Y luego nuestro pensamiento vuelve al debate de hace veinte años sobre la Constitución europea y sus raíces cristianas , tan tristemente negado, de manera antihistórica y contradictoria. A esa Constitución que Francia rechazó en su referéndum. Hay una anécdota que ilustra las profundas contradicciones de Francia a este respecto. Con motivo de la visita de Juan Pablo II a París en 1980, Chirac, entonces alcalde de París, mientras se encontraban en la iglesia de Notre Dame, dijo al Papa: "En estos lugares Francia siente su corazón más fuerte". Después de unos quince años, Chirac, entonces Presidente de la República, dijo a Juan Pablo II: “En París, Lisieux, Lourdes, Lyon, Estrasburgo y Alsacia, Santo Padre, se encontrará con la Francia cristiana. Rodeado de los obispos de Francia, celebrará en Reims el aniversario del bautismo de Clovis. La Francia republicana y laica está orgullosa de sus raíces". El Papa recordará muy bien esas mismas palabras cuando, ocho años después, Chirac vetó la introducción de las raíces cristianas en la Constitución europea. Una Francia entonces incapaz de cumplir sus promesas, sus compromisos y el sentido de su propia historia.
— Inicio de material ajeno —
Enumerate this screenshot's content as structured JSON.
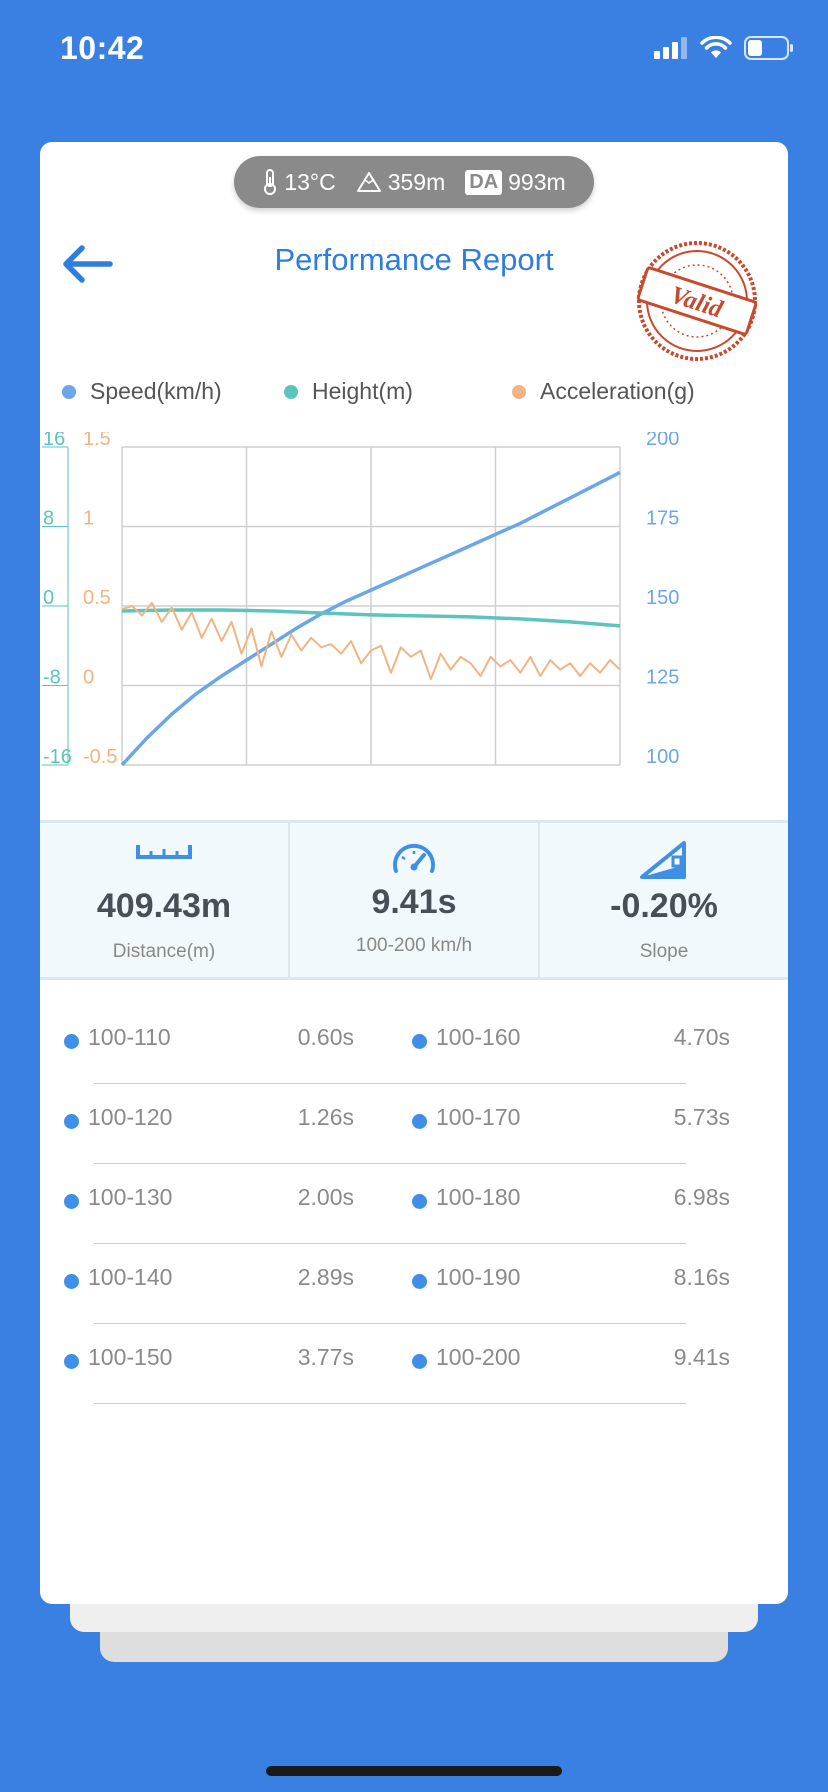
{
  "status_bar": {
    "time": "10:42"
  },
  "conditions": {
    "temperature": "13°C",
    "altitude": "359m",
    "da_badge": "DA",
    "density_altitude": "993m"
  },
  "header": {
    "title": "Performance Report",
    "stamp_text": "Valid"
  },
  "legend": [
    {
      "label": "Speed(km/h)",
      "color": "#6aa6e8"
    },
    {
      "label": "Height(m)",
      "color": "#5cc3bd"
    },
    {
      "label": "Acceleration(g)",
      "color": "#f2b483"
    }
  ],
  "chart_data": {
    "type": "line",
    "grid": true,
    "x_divisions": 4,
    "axes": {
      "height_left": {
        "ticks": [
          "16",
          "8",
          "0",
          "-8",
          "-16"
        ],
        "range": [
          -16,
          16
        ],
        "color": "#5cc3bd"
      },
      "acceleration_left": {
        "ticks": [
          "1.5",
          "1",
          "0.5",
          "0",
          "-0.5"
        ],
        "range": [
          -0.5,
          1.5
        ],
        "color": "#f2b483"
      },
      "speed_right": {
        "ticks": [
          "200",
          "175",
          "150",
          "125",
          "100"
        ],
        "range": [
          100,
          200
        ],
        "color": "#6aa6e8"
      }
    },
    "series": [
      {
        "name": "Speed(km/h)",
        "axis": "speed_right",
        "x": [
          0,
          5,
          10,
          15,
          20,
          25,
          30,
          35,
          40,
          45,
          50,
          55,
          60,
          65,
          70,
          75,
          80,
          85,
          90,
          95,
          100
        ],
        "y": [
          100,
          108.5,
          116,
          122.5,
          128,
          133,
          138,
          143,
          147.5,
          151.5,
          155,
          158.5,
          162,
          165.5,
          169,
          172.5,
          176,
          180,
          184,
          188,
          192
        ]
      },
      {
        "name": "Height(m)",
        "axis": "height_left",
        "x": [
          0,
          10,
          20,
          30,
          40,
          50,
          60,
          70,
          80,
          90,
          100
        ],
        "y": [
          -0.5,
          -0.4,
          -0.4,
          -0.5,
          -0.7,
          -0.9,
          -1.0,
          -1.1,
          -1.3,
          -1.6,
          -2.0
        ]
      },
      {
        "name": "Acceleration(g)",
        "axis": "acceleration_left",
        "x": [
          0,
          2,
          4,
          6,
          8,
          10,
          12,
          14,
          16,
          18,
          20,
          22,
          24,
          26,
          28,
          30,
          32,
          34,
          36,
          38,
          40,
          42,
          44,
          46,
          48,
          50,
          52,
          54,
          56,
          58,
          60,
          62,
          64,
          66,
          68,
          70,
          72,
          74,
          76,
          78,
          80,
          82,
          84,
          86,
          88,
          90,
          92,
          94,
          96,
          98,
          100
        ],
        "y": [
          0.48,
          0.5,
          0.44,
          0.52,
          0.4,
          0.49,
          0.35,
          0.46,
          0.3,
          0.42,
          0.28,
          0.4,
          0.2,
          0.36,
          0.12,
          0.34,
          0.18,
          0.32,
          0.22,
          0.3,
          0.24,
          0.26,
          0.2,
          0.28,
          0.14,
          0.22,
          0.25,
          0.08,
          0.24,
          0.18,
          0.22,
          0.04,
          0.2,
          0.1,
          0.18,
          0.14,
          0.06,
          0.18,
          0.12,
          0.16,
          0.08,
          0.18,
          0.06,
          0.16,
          0.1,
          0.14,
          0.06,
          0.14,
          0.08,
          0.16,
          0.1
        ]
      }
    ]
  },
  "stats": [
    {
      "value": "409.43m",
      "label": "Distance(m)",
      "icon": "ruler-icon"
    },
    {
      "value": "9.41s",
      "label": "100-200 km/h",
      "icon": "speedometer-icon"
    },
    {
      "value": "-0.20%",
      "label": "Slope",
      "icon": "slope-icon"
    }
  ],
  "splits": [
    {
      "label": "100-110",
      "time": "0.60s"
    },
    {
      "label": "100-120",
      "time": "1.26s"
    },
    {
      "label": "100-130",
      "time": "2.00s"
    },
    {
      "label": "100-140",
      "time": "2.89s"
    },
    {
      "label": "100-150",
      "time": "3.77s"
    },
    {
      "label": "100-160",
      "time": "4.70s"
    },
    {
      "label": "100-170",
      "time": "5.73s"
    },
    {
      "label": "100-180",
      "time": "6.98s"
    },
    {
      "label": "100-190",
      "time": "8.16s"
    },
    {
      "label": "100-200",
      "time": "9.41s"
    }
  ]
}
En Memoria e identidad , uno de los textos en los que Juan Pablo II reflexiona sobre el futuro de Europa y del cristianismo, explica su visión sobre la naturaleza de las raíces cristianas, como la llamada a un horizonte de valores capaz de devolver a Europa a progreso material y moralidad después del siglo XX, que lo había devastado con sus guerras y muertes. Juan Pablo II ofrece una profunda reflexión sobre el significado de llamarse cristiano en Europa, sobre la necesidad de una dirección moral y sobre la naturaleza más profunda de lo que significa la adhesión a la Iglesia incluso en tiempos marcados por el declive de las ideologías y la individualización de masas. “No se cortan las raíces con las que naciste”.

En el momento de la votación de la Constitución Europea, Margot Wallstrom, en representación de la Comisión, señaló que, en aquella ocasión, por primera vez, la Unión se adheriría al Convenio Europeo de Derechos Humanos, «en tres conceptos simples: mayores derechos, mayor democracia y mayor apertura", sin ocultar que se trataba de un compromiso y que el texto no era perfecto. Lo ocurrido el viernes pasado muestra cómo en realidad muchos derechos han sido pisoteados, cómo ciertamente no se puede hablar de una mayor democracia y esencialmente ha habido un cierre inexplicable hacia el mundo católico.

Evidentemente el Tratado Europeo, que había negado las raíces cristianas de Europa, acabó negándose también a sí mismo y naufragando precisamente a causa de la oposición de Francia. Fue un compromiso, pero ni siquiera ese compromiso fue posible. El espectáculo de hace unos días es el eterno salto mortal de quienes, negando de dónde vienen, ya no saben ni adónde ir. Cae en la basura en términos de estilo y no comprende lo que significa el desarrollo integral de la persona, gracias también al deporte, necesario, pero no suficiente, si se pierde su anclaje moral y antropológico. La esperanza surge de la reacción del mundo católico, de su capacidad para reconocer el ataque a sus valores y a su tradición, de la imposibilidad de poder aceptar la ofensa a Dios en su presencia eucarística. Ahora queda por comprender y ver si la indignación podrá transformarse en reconstrucción, en una resiliencia más decidida y en un redescubrimiento del significado y del valor de la vocación humana y cristiana de la que cada uno de nosotros es testigo responsable.